Her smile is gentle and kind as she waits for him to collect himself, and he's thankful for it until she asks, "Has Captain Lewis discussed a new partner with you yet?"

He frowns and shifts in his chair, unable to cover his unease at the idea. "Not in so many words, no. Though he has made a few comments about it being dangerous when I go on interviews by myself."

"What do you say to that?"

"That it can be just as dangerous _with_ a partner."

He sees a flash of compassion in her eyes and looks away.

She asks, "What will you say when it does come up? Because it will. You can't avoid it forever."

He shrugs, still not looking at her as he answers, "I'd ask for more time."

"Time for what?"

_For the question to go away,_ he thinks, but says, "Time for Sally--Officer Lance--to take her detective exam. It's coming up soon. There's no way she won't pass it."

"You've mentioned her a lot," Dr. Kohl says. "You respect her."

"I do. She has the potential to be one of the best. Not just in terms of doing the work, but also because she's in it for all the right reasons. She cares, but she's still at the point where caring isn't keeping her up too many nights. And I think she'd probably be willing to work with me." He pauses, then says, "I trust her."

"Trust is important."

"You know that it is."

"Do you think she trusts you?"

"I'd hope so. It's something we would have to talk about."

"What else would you talk about?"

He thinks of the hallucinations again and realizes that he would like to be able to tell someone. That it's verging on dangerous that he doesn't, and it worries him that he's capable of keeping this secret. He'd never thought himself capable of being so irresponsible. Perhaps even unethical. But he fears the hallucinations would still come even if he told. Would he read a paper, see a news report, and think, _that should have been my case_? Have a houseful of dead voices accusing him of letting them down without the respite of being able to do something about it?

But then, he never thought he'd end up where he is, either--with an ex-wife he still can't communicate with who's grieving another man. A dead partner. Only ghosts to keep him company. They're not ghosts--just products of his uneasy mind. But they haunt him just the same. Keep him awake. Distract him and blur too many lines--the kinds of lines he _has to_ keep clear to do his job. Blurred lines that could put a partner in danger.

For a terrible moment, he sees Sally as he'd seen Charlie, on the ground, lifeless, half of her head gone. He tastes bile as the horror of it settles briefly in his gut before he pushes it away.

"We'd have to talk about what it would mean to step into the place of a dead partner," he says, finally. "For both of us."

"Is that something you're willing to do?" Dr. Kohl asks.

It's a relief when he's able to answer yes and mean it.

They continue to talk until Dr. Kohl quietly says, "Time," and he nods and makes a decision.

"That was number ten," he says. "You're off the hook. And so am I."
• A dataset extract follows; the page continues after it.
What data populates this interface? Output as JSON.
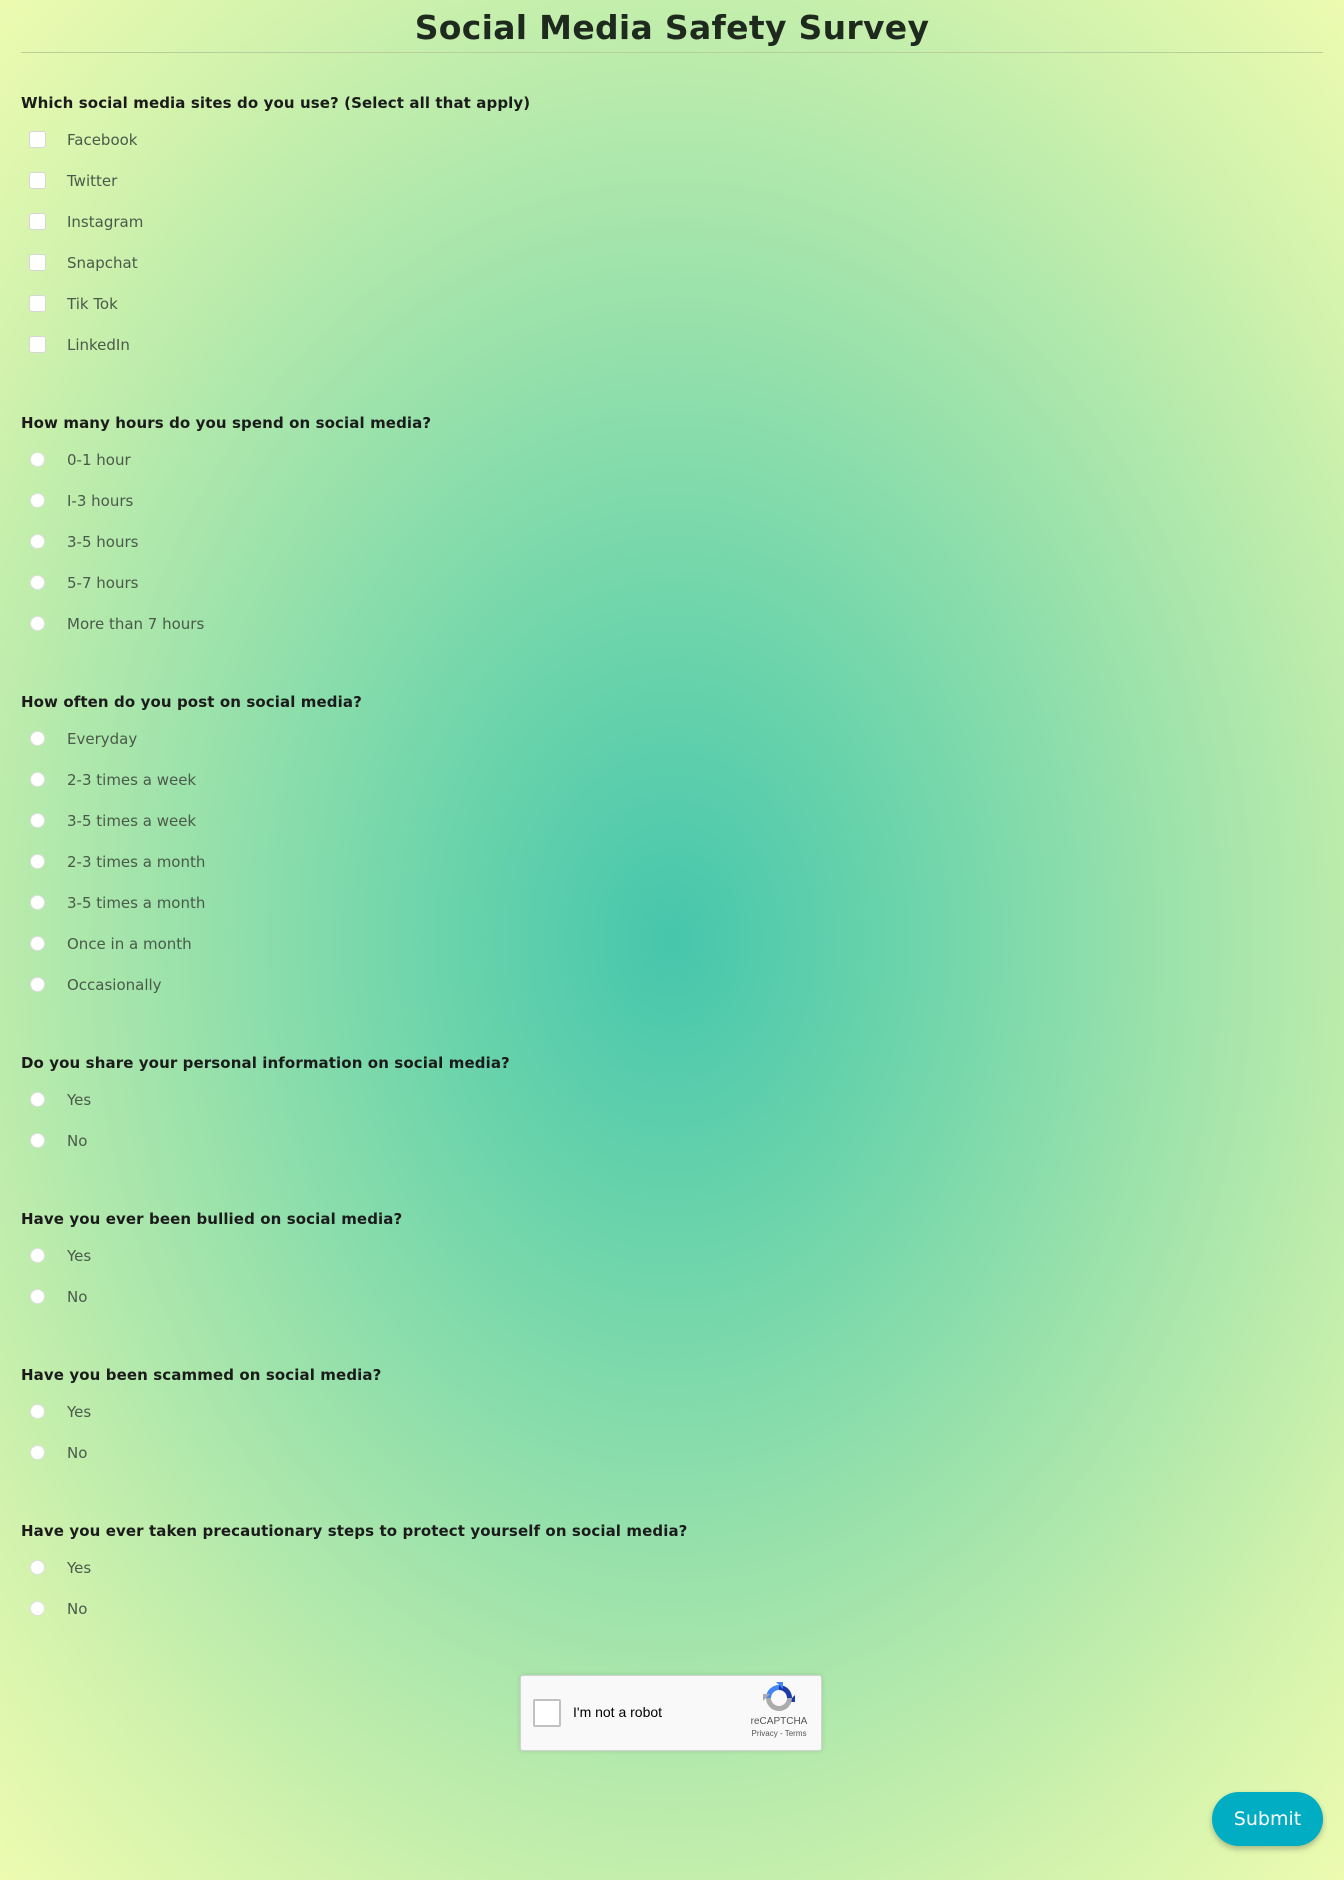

She gives him a piercing look but says nothing, again waiting for him to fill the quiet. She could have been formidable at interrogation, he thinks, and the corner of his mouth quirks into a small grin. She inclines her head as if to ask about the grin but waits him out until he says, "So you know how you don't see cops anymore?"

"Yes," she says.

"How would you feel about having a cop as a client on a regular basis?"

Dr. Kohl smiles. Michael Raines hopes.

**Author's Note:**

> To jmtorres: I'm sorry I wasn't able to do what you requested because it really was a great prompt. Raines' tenth therapy session with Kohl was intended to be the frame around the casefile story that I wanted to tell, but I couldn't get that part to work in time.


End file.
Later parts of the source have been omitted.